The civil rights movement was about getting America to live up its founding
ideals; anti-Zionism is about destroying Israel’s founding ideals.
As
for the oft-cited apartheid analogy, black South Africans did not have a place
in the old regime’s Parliament, as Israeli Arabs have in the Knesset; nor were
they admitted to white universities, as Israeli Arabs are to Israeli
universities. Israel can do more to advance the rights of its Arab citizens
(just as the United States, France, Britain and other countries can for their
own minorities). And Israel can also do more to ease the lives of Palestinians
who are not citizens. But the comparison of Israel to apartheid South Africa is
unfair to the former and an insult to the victims of the latter.
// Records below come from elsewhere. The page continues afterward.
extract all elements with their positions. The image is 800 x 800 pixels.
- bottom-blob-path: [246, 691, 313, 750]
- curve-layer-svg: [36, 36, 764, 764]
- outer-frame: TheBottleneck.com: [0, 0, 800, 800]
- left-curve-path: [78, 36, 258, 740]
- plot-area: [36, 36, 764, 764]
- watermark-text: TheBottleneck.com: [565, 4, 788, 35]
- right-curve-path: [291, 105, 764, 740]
None of this should be hard for most
progressives to understand. Indeed, progressives have no trouble spotting
anti-Semitism when it emanates from the political right — the effigies of
George Soros, the attacks on “globalists” with names like Blankfein and Yellen,
the social media memes borrowed from neo-Nazis. Yet it seems that a movement
that can detect a racist dog-whistle from miles away is strangely
deaf when it comes to some of the barking on its own side of the fence. And
even when it does hear it, it doesn’t have the sense to banish it.
This
is dangerous, and not just to Israeli and American Jews. In Britain, the Labour
Party is now led by a militant anti-Zionist whose deep-seated
anti-Semitism occasionally slips out. And yet Jeremy Corbyn
remains in firm control of his party, is reshaping it in his image and may yet
become Britain’s next prime minister.
The prospect of Corbynism coming to
America may still seem remote. But that can’t be counted on in an era of sharp
and rapid polarization. When New York Representative Alexandria
Ocasio-Cortez tweeted recently
about the “honor” of her “lovely and wide-reaching conversation” with Corbyn,
it was a sign either of indifference or purposeful alliance that ought to
profoundly alarm every sensible Democrat worried about the ideological
direction and moral health of the party. Now is the time for party leaders to
make sure that doesn’t happen by insisting that anti-Zionism has no more a
place in the Democratic fold than any form of prejudice.
American democracy is already in
jeopardy for having one party that has surrendered to the politics of ethnic
bigotry disguised as social concern. To have two such parties would be fatal.